It's not even a full fortnight since the glorious result of the EU Referendum and already the World is a brighter, happier much more cheerful a place then many would've dared to imagine as Polling stations closed at 10pm on Thursday 23 June. #Brexit finds us amid the fratricidal ideologically driven mutual carnage both within Conservative and Labour parties, as well as a mob of superannuated former undergrads with right-on views playing at Sedition and wanting to overthrow constitutional governance in the UK. The self-styled " 48% " ,all dressed down to mingle with ordinary folk as is the custom among the privileged metropolitan-domiciled,Oxbridge educated elite;they want to riot vicariously and posture loudly and articulately that they're hard done to.One or two stalking horses from Tory & Labour are despatched to do stand up demagogue routines on their rostrums. They spout a gutless version of actual Sedition and claim the role of martyrs for the cause; the cause they steered unerringly onto the rocks and to inexorable abject defeat. But the piece de resistance, is the reignited banking crisis about to take down the entire Italian economy. Here's what " Zero Hedge " reports; I just love it when Corporate Capitalist Money men talk explicitly. Here's the unexpurgated cert:18 original.
With all eyes distratcted by the post-Brexit euphoria, the last week has seen a far more existential crisis accelerating in Europe. Italy's banking system is in tatters (from a EUR40bn bailout 6 days ago, to EUR150 emergency support 3 days ago, to a bank bailout and chatter of further support from pension funds Friday) but, in what seems like a clear admission that things are really bad, The FT reports that Italian prime minister Matteo Renzi is prepared to defy the EU and unilaterally pump billions of euros into its troubled banking system if it comes under severe systemic distress, a last-resort move that would smash through the bloc’s nascent regime for handling ailing banks.
As we noted previously, Brexit will be just the scapegoat used by Renzi and Italy to circumvent any specific eurozone prohibitions. And if it fails, all Renzi has to do is hint at a referendum of his own. Then watch as Merkel scrambles to allow Italy to do whatever it wants, just to avoid the humiliation of a potential "Italeave."
And sure enough, as The FT reports, Matteo Renzi, the Italian prime minister, is determined to intervene with public funds if necessary despite warnings from Brussels and Berlin over the need to respect rules that make creditors rather than taxpayers fund bank rescues, according to several officials and bankers familiar with their plans.
The threat has raised alarm among Europe’s regulators, who fear such a brazen intervention would devastate the credibility of the union’s newly implemented banking rule book during its first real test.
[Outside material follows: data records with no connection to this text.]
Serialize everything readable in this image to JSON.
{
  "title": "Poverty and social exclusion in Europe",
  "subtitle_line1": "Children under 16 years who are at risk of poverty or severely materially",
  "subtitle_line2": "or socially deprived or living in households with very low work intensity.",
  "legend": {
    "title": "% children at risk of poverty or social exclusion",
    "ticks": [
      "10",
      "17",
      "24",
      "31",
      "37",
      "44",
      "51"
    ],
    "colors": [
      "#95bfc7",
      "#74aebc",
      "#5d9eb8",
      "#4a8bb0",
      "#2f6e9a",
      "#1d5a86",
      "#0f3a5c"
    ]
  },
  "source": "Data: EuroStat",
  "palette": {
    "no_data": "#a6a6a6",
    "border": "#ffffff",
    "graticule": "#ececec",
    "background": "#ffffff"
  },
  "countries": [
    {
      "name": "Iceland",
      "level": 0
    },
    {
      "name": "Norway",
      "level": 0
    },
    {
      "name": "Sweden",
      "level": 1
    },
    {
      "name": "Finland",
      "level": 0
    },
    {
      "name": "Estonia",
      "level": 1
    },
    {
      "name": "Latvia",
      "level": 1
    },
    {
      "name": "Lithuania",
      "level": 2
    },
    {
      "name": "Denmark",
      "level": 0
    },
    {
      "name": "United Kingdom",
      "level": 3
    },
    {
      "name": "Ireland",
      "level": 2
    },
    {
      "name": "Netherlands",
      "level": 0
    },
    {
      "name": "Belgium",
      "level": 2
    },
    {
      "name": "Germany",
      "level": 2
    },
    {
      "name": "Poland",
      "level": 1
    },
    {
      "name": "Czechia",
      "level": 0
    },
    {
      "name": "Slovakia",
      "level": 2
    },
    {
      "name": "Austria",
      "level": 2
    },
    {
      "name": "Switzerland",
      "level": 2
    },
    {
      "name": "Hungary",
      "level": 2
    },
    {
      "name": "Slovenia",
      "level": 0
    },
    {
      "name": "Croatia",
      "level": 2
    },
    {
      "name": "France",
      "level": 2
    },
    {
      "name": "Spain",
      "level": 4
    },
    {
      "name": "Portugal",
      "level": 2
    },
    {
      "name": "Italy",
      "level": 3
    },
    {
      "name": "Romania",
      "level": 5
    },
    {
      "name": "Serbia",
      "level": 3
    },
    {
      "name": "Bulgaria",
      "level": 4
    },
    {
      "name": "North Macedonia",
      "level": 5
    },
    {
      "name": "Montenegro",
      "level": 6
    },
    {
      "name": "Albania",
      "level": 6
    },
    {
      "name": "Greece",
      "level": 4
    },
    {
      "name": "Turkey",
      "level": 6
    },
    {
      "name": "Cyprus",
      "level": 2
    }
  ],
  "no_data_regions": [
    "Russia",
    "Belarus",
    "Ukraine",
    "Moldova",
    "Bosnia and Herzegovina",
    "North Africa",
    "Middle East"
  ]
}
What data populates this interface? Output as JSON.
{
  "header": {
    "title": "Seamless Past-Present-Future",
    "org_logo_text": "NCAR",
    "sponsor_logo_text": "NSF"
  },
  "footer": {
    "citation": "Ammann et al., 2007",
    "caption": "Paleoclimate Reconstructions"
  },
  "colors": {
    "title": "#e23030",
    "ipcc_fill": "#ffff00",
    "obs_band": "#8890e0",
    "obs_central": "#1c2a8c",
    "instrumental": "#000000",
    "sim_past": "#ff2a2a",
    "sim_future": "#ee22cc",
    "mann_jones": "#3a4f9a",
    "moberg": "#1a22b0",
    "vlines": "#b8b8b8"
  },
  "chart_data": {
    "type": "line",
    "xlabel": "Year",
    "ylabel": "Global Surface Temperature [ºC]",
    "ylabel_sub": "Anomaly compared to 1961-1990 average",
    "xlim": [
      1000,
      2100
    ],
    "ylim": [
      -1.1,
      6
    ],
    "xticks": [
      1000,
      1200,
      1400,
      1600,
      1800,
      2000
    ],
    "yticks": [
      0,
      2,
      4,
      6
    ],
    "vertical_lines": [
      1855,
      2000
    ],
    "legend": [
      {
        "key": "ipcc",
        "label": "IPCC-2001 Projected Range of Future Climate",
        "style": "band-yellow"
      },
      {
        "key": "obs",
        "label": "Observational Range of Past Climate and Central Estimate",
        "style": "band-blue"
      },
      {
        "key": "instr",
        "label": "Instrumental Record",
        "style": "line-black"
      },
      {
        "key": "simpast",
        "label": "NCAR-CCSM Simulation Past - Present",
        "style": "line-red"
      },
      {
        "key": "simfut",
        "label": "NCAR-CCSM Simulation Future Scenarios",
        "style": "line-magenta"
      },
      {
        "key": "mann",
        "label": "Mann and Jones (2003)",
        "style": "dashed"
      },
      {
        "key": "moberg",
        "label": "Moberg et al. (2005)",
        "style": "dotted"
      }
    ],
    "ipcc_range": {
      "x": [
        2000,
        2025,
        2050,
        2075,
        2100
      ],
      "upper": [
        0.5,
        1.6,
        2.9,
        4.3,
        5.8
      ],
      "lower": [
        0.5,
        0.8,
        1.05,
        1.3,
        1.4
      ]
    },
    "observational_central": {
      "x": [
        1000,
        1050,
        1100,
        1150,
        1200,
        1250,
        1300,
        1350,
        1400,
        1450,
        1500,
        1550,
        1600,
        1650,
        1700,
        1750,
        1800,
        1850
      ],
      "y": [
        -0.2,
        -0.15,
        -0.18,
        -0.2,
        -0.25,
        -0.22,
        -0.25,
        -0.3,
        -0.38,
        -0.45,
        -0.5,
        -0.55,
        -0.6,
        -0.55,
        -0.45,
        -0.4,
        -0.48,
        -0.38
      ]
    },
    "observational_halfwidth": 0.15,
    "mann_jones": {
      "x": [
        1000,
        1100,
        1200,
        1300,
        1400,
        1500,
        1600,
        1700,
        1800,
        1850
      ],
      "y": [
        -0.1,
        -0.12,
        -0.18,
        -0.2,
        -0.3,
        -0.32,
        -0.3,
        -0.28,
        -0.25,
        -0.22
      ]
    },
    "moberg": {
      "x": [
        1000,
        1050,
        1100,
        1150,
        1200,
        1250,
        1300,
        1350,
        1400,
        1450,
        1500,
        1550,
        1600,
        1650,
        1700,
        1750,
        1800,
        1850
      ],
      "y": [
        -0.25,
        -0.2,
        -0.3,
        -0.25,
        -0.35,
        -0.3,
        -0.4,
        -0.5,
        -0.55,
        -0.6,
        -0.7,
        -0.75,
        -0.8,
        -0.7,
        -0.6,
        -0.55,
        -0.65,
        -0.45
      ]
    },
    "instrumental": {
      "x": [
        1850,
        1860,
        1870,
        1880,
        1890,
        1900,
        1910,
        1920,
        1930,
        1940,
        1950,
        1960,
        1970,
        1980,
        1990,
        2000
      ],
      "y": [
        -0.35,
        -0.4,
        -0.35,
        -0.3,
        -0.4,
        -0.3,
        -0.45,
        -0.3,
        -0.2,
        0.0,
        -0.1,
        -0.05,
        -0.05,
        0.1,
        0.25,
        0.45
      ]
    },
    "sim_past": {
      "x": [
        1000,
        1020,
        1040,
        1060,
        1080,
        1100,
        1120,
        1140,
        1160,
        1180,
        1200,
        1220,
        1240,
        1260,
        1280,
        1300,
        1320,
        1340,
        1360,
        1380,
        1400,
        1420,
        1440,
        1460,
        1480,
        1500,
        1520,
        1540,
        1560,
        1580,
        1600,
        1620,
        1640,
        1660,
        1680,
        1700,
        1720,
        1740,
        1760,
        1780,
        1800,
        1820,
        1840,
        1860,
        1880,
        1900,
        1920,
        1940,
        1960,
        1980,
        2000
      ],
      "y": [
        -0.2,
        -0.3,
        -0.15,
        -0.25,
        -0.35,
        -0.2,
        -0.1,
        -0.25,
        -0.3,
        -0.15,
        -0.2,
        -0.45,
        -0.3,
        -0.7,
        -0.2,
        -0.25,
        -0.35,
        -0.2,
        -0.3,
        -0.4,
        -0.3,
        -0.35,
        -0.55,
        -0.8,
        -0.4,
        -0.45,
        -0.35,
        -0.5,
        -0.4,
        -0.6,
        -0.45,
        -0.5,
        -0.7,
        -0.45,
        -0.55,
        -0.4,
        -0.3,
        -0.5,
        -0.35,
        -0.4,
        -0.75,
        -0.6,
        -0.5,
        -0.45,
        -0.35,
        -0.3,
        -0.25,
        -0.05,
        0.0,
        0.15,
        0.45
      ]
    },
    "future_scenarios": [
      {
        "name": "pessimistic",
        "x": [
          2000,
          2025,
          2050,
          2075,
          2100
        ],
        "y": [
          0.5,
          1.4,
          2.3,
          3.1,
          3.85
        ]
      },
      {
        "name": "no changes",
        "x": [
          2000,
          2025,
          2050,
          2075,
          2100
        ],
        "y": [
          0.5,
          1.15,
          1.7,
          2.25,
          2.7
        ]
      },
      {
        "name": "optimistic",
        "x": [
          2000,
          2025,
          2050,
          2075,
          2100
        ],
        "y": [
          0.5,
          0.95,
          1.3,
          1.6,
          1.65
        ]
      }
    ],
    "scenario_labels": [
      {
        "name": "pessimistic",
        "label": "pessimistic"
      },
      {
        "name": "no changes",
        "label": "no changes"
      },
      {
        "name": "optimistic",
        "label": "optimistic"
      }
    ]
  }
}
In the race to find workable solutions, Margrethe Vestager, the EU’s competition chief, has laid out options for Rome to address its banking problems without breaking the bail-in principles of Europe’s banking union.
Italy is the eurozone’s biggest vulnerability following the shock outcome of the UK vote to leave the EU, with bank stocks plunging by a third. Concerns are building before the outcome of bank stress test results due this month and a constitutional referendum in Italy in early October, on which Mr Renzi has wagered his job. Citi has described the referendum as “probably the single biggest risk on the European political landscape this year outside the UK”.
After several of its ideas on intervention were rebuffed, Rome is considering whether to act alone. “We are willing to do whatever is necessary [to defend the banks], and do not rule out acting unilaterally, although that would only be as a last resort,” said one person familiar with the government’s thinking. European officials fear any Italian intervention would carry high risks, opening a battle over illegal state support that would put off private investors.
Angela Merkel, German chancellor , last week rebuffed Italy’s request for a suspension of state aid and bail-in rules in order to recapitalise its banks. Benoit Coeure, a senior European Central Bank official, has said any suspension of bail-in rules would spell the end of the banking union “as we know it”.
Mr Renzi has bristled at suggestions he is ignoring rules, saying he will not be “lectured by the school teacher”.
And #Brexit won! and the reverberations will go on and on and on and it might incentivise our next dumb P.M to get the hell on with it and invoke Article 50 of the Lisbon Treaty. Who knows, I couldn't care less ,we won the Big One!